Wandering Monsters: Bugs

In a game that combines owls and bears (among other things), where panthers can have tentacles and extra legs, and numerous creatures imitate mundane objects like cloaks, swords, pillows, floors, ceilings, and more, I am not only surprised that the major variable with vermin seems to be size, but also that being able to do things like shoot webbing would be regarded as inappropriate.

When it comes to vermin as a whole I think that the game should offer an actual toolkit approach that goes above and beyond just picking a size and one of two hunting methods.

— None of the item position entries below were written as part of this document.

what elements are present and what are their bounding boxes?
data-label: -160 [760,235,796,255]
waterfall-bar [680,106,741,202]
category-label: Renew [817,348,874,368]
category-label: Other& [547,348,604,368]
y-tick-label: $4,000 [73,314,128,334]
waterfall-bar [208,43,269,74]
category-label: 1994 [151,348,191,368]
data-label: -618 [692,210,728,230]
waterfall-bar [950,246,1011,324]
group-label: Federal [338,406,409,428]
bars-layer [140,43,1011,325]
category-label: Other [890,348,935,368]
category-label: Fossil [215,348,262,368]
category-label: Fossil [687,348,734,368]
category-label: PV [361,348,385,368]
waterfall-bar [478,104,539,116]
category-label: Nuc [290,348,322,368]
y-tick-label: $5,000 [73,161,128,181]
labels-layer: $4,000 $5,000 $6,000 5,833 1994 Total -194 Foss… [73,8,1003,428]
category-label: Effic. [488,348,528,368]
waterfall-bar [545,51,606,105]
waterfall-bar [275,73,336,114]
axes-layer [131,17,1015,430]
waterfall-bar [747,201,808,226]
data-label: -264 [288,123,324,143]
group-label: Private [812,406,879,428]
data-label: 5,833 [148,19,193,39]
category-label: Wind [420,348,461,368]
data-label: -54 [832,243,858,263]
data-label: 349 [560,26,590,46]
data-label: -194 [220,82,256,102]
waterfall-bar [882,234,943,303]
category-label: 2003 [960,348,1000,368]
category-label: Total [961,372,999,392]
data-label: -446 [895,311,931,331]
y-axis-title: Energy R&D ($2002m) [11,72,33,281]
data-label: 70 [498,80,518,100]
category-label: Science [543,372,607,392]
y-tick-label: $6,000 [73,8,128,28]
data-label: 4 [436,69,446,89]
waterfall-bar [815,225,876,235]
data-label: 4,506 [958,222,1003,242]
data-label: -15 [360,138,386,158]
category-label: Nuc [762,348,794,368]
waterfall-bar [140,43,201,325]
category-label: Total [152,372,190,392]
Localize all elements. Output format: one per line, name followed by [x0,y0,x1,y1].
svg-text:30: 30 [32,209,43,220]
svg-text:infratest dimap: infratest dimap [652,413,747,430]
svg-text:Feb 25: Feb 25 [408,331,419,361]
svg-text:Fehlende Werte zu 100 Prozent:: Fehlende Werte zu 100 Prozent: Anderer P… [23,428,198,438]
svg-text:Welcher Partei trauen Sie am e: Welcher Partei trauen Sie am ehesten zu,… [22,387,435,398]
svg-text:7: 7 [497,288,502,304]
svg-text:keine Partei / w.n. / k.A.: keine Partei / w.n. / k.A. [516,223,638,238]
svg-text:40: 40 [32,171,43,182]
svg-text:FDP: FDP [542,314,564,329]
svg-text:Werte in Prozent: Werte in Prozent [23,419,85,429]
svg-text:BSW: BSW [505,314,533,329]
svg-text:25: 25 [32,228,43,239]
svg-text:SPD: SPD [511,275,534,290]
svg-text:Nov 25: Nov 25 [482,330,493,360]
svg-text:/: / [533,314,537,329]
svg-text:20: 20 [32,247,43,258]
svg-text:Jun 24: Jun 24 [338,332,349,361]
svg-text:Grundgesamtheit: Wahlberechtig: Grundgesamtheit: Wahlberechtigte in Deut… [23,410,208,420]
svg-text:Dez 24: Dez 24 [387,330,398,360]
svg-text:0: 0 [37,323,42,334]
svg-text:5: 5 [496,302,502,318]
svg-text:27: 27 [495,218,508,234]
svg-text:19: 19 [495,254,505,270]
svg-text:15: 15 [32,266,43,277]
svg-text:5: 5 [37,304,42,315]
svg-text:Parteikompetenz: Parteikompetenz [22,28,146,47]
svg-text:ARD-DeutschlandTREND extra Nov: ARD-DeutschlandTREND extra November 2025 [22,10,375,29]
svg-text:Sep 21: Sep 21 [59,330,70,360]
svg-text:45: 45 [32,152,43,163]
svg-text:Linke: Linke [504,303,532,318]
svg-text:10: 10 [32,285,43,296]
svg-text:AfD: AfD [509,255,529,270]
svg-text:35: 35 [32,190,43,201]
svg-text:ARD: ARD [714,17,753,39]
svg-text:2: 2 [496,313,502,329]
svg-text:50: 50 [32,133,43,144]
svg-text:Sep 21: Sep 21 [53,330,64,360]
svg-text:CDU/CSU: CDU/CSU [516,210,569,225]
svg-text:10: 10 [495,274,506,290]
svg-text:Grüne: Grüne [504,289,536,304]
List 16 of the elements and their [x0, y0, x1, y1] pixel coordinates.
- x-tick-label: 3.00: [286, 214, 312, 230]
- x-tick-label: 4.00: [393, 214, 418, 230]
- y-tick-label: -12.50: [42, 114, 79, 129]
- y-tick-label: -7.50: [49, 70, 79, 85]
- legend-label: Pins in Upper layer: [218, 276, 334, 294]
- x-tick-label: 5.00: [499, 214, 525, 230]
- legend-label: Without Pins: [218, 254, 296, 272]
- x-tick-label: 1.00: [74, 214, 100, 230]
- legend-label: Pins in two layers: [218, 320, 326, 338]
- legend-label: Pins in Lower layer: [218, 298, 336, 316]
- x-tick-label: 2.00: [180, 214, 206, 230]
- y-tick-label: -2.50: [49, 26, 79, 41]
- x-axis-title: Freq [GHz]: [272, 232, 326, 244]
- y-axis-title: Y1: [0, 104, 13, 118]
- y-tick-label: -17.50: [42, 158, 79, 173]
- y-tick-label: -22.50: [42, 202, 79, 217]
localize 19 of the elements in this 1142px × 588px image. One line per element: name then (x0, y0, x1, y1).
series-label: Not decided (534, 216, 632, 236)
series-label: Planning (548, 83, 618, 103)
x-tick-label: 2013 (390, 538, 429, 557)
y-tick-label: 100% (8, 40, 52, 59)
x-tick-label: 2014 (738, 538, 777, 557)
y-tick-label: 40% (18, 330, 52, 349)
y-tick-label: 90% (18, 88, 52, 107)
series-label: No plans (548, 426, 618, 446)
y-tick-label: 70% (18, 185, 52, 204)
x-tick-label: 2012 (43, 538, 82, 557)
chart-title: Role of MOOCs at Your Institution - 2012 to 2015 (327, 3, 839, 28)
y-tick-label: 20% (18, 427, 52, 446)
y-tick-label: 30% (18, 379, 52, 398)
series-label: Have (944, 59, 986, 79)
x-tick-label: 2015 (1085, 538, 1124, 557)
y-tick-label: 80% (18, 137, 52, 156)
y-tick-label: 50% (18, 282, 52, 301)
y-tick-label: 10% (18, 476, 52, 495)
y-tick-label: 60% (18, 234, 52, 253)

Why not let us build our own bugs, by choosing movement methods (such as flight, swimming, burrowing, and/or
climbing speeds), attacks (bite, stinger, claw, etc), and any other special
attacks (like webbing or poison)?

Sure, give us the more mundane insects as examples, but make it easy to add wings, grasping pincers, acid-sprays, and more supernatural traits so that we can cook up some truly horrifying monstrosities, like a giant wasp that can spray blinding acid at its prey (bonus points if said acid causes other giant wasps to go into a frenzy and tear the target to shreds). What about ants with a bite that causes excruciating agony? Those are both based on real-world insects; since this is D&D we should be able to easily cobble together some kind of flying spider with a scorpion stinger that breathes fire.

It is better than having pages upon pages devoted to a bunch of insects of various sizes, sometimes with an elemental/fiendish/divine power tacked on.

I find it strange that James refers to the lamia of Editions-past as a Classical monster. The mythological lamia was a person whose children were killed or stolen by Hera, and was then transformed into a child-eating monster.

She seems to be handling it pretty well.
Most of the art I found showed her either with the lower body of a snake, or having a snakeskin article on hand, though I guess there is a bit about her just having a distorted face. A later story mentions that she could not close her eyes, and would continue to see her dead children until Zeus gave her the ability to remove them (which gave her the gift of prophecy, for some reason).

There are a few other variations, such as multiple lamias being likened to vampires and succubi, or that Lamia was forced to eat her own children, but nothing that really makes me think of a person with the lower half of a lion/goat/deer/etc, a list of enchantment and illusion spell-like abilities, and a Wisdom draining touch. The list of spell-like abilities inspires a few cliche scenarios of women in need turning out to be the bad guy, or a voice crying out for help, but there is no explicable reason for them. Same goes for their Wisdom-draining touch.

While the 4th Edition lamia might be no more accurate, the concept of a mass of intelligent bugs inhabiting a fleshy sack is at least more interesting and unique than yet another half man, half quadruped, nonsense array of magical powers or no. If you are going to change its name, then you should also scrap the previous lamia for something that hits closer to home. I would start by giving them the lower body of a serpent (which she might be able to conceal for a time, but it manifests as an article of clothing), swallow whole, and maybe some sort of divination powers (that it might use on another's behalf...for a price).